Hasta que, de pronto, por fin sucede algo que rompe esa quietud de foto. Anunciándose con bocinazos, irrumpe en el pueblo la camioneta de Aurelio, el frutero, fiel a su cita de los miércoles. A su primera parada acuden Aurora y Mari Cruz, dos señoras de pocas palabras, quizá porque aún se acuerdan de aquellos enviados especiales de 2006. «Aquí, exteriormente, la lotería no se ha notado en nada. ¿No ven que no había necesidades? Somos todos gente mayor y el dinero se habrá ido donde los hijos, a Zaragoza y Barcelona», explican. En la segunda escala de Aurelio, a la salida del pueblo, se presentan otras dos clientas: las hermanas María y Josefa Sobrino, que tienen 81 y 76 años pero no los aparentan.

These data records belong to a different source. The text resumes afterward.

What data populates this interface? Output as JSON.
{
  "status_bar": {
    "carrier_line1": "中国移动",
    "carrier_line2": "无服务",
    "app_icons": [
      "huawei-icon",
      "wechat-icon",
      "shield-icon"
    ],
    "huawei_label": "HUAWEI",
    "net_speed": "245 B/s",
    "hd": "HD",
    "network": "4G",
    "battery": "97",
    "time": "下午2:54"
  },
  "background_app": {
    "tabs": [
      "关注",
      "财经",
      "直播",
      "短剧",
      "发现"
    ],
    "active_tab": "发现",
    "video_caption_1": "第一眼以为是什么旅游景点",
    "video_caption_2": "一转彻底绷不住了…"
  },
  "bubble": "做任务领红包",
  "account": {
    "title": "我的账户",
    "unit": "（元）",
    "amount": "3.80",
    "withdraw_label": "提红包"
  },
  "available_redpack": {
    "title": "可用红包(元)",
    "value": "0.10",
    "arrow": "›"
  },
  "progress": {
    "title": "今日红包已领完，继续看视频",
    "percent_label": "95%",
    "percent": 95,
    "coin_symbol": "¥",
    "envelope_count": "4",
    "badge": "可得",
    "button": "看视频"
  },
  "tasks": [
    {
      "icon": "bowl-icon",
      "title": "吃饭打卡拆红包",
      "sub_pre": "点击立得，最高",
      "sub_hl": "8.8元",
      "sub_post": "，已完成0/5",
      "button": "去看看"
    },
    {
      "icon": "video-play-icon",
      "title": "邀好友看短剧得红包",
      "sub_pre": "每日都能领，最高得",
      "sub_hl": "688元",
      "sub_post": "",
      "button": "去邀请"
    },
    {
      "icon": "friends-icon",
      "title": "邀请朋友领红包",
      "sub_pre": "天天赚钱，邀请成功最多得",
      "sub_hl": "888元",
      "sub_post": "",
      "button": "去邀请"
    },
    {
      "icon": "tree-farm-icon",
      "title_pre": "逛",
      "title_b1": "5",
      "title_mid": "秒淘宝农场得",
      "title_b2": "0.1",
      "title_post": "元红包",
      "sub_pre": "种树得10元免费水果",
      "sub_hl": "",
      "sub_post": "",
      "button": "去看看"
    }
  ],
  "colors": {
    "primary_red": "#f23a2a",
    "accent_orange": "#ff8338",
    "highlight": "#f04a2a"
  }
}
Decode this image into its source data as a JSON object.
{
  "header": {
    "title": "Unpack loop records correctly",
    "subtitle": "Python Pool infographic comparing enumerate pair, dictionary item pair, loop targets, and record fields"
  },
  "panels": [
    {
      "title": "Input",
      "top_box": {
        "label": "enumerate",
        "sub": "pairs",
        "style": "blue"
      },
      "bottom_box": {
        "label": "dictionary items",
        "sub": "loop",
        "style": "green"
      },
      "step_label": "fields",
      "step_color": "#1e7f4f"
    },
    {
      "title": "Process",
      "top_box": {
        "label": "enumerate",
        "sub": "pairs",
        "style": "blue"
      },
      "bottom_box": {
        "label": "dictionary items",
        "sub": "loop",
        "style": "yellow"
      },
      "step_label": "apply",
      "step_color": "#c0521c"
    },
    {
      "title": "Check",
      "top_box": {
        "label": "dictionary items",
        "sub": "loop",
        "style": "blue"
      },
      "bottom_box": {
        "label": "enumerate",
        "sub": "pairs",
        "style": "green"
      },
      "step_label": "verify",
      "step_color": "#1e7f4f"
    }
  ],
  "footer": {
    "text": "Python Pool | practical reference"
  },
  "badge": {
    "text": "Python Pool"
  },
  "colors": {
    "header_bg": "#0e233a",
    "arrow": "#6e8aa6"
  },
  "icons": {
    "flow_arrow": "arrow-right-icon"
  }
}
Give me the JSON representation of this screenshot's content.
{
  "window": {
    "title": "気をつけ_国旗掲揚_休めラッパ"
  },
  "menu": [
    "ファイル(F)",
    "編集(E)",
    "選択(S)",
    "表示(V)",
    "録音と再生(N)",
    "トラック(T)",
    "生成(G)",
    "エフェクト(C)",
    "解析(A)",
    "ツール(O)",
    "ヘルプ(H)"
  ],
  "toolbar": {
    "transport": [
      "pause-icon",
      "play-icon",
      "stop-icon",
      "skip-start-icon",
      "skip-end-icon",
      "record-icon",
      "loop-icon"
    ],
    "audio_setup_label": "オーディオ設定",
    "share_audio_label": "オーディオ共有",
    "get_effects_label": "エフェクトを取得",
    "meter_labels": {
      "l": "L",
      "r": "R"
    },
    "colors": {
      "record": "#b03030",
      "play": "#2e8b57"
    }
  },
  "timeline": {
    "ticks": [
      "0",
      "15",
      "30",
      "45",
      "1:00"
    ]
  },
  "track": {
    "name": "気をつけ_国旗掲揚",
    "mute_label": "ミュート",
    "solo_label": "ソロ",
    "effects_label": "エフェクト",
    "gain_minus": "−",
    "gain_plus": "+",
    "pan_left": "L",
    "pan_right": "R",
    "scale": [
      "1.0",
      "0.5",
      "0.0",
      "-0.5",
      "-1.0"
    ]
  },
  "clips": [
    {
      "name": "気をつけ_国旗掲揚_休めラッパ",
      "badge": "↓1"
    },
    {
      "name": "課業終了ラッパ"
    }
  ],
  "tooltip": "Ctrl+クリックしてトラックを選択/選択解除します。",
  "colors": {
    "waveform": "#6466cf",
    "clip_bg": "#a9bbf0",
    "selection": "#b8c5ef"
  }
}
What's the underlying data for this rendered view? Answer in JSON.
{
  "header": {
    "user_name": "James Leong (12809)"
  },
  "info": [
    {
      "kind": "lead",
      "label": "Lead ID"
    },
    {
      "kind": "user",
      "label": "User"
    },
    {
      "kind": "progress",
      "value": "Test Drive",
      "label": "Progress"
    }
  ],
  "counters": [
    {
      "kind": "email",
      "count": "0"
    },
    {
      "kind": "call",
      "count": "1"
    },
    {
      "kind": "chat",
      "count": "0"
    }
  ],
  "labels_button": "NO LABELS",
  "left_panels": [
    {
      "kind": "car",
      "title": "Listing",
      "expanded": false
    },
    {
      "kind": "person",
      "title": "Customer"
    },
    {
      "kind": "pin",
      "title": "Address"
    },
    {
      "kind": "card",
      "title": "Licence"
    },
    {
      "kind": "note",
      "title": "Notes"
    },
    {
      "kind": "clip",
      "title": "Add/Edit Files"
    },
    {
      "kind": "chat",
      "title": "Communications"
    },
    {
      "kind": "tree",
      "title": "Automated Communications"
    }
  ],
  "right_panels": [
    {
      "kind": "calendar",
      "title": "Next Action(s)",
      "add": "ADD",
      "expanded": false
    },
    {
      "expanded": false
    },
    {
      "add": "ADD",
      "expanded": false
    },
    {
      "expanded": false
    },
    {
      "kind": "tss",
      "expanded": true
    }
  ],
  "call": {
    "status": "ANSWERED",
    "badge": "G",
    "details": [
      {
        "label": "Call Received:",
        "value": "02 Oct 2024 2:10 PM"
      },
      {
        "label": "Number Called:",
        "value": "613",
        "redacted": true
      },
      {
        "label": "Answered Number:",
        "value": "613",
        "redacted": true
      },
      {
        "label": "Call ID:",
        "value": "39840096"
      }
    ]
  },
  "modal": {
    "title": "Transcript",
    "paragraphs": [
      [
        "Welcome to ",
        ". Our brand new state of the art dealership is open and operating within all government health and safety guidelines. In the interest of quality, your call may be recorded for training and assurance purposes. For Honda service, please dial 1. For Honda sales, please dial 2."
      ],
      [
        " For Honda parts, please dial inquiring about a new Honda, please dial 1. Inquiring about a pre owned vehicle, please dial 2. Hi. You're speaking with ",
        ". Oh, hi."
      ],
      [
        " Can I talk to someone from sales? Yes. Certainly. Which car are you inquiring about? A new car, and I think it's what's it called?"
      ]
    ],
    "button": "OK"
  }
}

María es la madre de Octavio Yagüe, el artífice del prodigio, el animoso administrativo del Ayuntamiento de Almazán que compró aquellos sesenta décimos para venderlos en el teleclub. «Es cierto que aquí la gente no necesitaba dinero -confirma la mujer-. No se ha hecho ninguna casa nueva. Lo único, hay quien se ha comprado un Mercedes». María y Josefa desmienten todas las ideas preconcebidas sobre los pueblos de Castilla, ese tópico de ver cómo pasa la vida desde un banco de la plaza: ambas nacieron en Rebollo, pero sus biografías son largos e intensos recorridos de ida y vuelta. María ha vivido en Castellón, Madrid y Tarragona: «Y ahora, estoy en mi pueblo, en mi casita, con mi marido. Llevamos sesenta años casados y, mire por dónde, mis cuatro hijos están solteros». Josefa estuvo cuarenta años en París -trabajó en un banco, en Correos, cuidó a niños y mayores- y ha viajado a países como Brasil, China, Polonia o Israel. «Aquí tenemos un aire muy bueno, el clima es estupendo y vivimos tranquilos. ¿Entretenimientos? Bueno, yo tengo los gatos y el jardín, y además suelo arreglar también las plantas de la calle».

Desde luego, en Rebollo no da la impresión de estar hablando con millonarios. Y menos aún cuando el interlocutor se aplica a descargar ladrillos de una furgoneta. José Rodríguez Amoedo, un gallego que lleva 44 años en la comarca, es albañil y vive en Almazán, pero se considera de Rebollo. Cómo no, si en buena medida lo ha edificado él: «Llevo doce años trabajando aquí. Mire, aquellas granjas las hice yo. Y la única casa que se está construyendo ahora, también. Pero, ojo, ya estaba proyectada antes de la lotería. Aquí ayudo a lo que puedo: el sábado pondremos las luces de Navidad». Amoedo -es el apellido que usa en su negocio, para distinguirse de tanto 'rodríguez' como hay en Almazán- reconoce que, a él, el 'gordo' de Rebollo sí le cambió la vida. «En el pueblo no se ha notado, porque estaba arreglado, bien cuidadito. Pero yo me he podido comprar el camión y el Manitou».

El Manitou de dieciocho metros

El tal Manitou es un elevador telescópico, un vehículo rojo para hacer obras a grandes alturas. El de Amoedo puede desplegarse hasta alcanzar los dieciocho metros, por encima de todos los tejados de Rebollo. Cuando lo saca del solar donde lo tiene aparcado, se cruza con uno de los famosos Mercedes, y por un momento se tiene un atisbo de la riqueza del pueblo soriano en su versión mecánica. Pero es sólo un chispazo, una visión fugaz.

Delante de una cochera, con mono verde y visera, Carmelo Muñoz está limpiando de tierra la rueda de un arado. Sí, nos encontramos ante otro de los afortunados, pero se ha levantado de buena mañana para preparar la tierra donde más tarde crecerá la cebada. «Yo no sé si alguien ganó una cantidad exagerada. Desde luego, a mí no me da para dejar de currar». Carmelo resulta ser el propietario de ese Audi que vimos al llegar -«cambié el anterior por necesidad, porque ya llevaba muchos kilómetros, pero hoy en día cualquiera tiene un Audi», sonríe- y también sirve como todo un símbolo de este pueblo al que parece faltarle la riqueza más importante, el porvenir: «¿Ve la escuela, ahí al lado? La cerré yo con 14 años, en 1974. Ahora el piso de abajo se usa de centro médico y el de arriba se alquila como vivienda. Después ha habido dos o tres niños más, pero ya los llevaban a estudiar a Almazán. Rebollo revive en puentes y en vacaciones, pero aquí muchos milagros no se pueden hacer».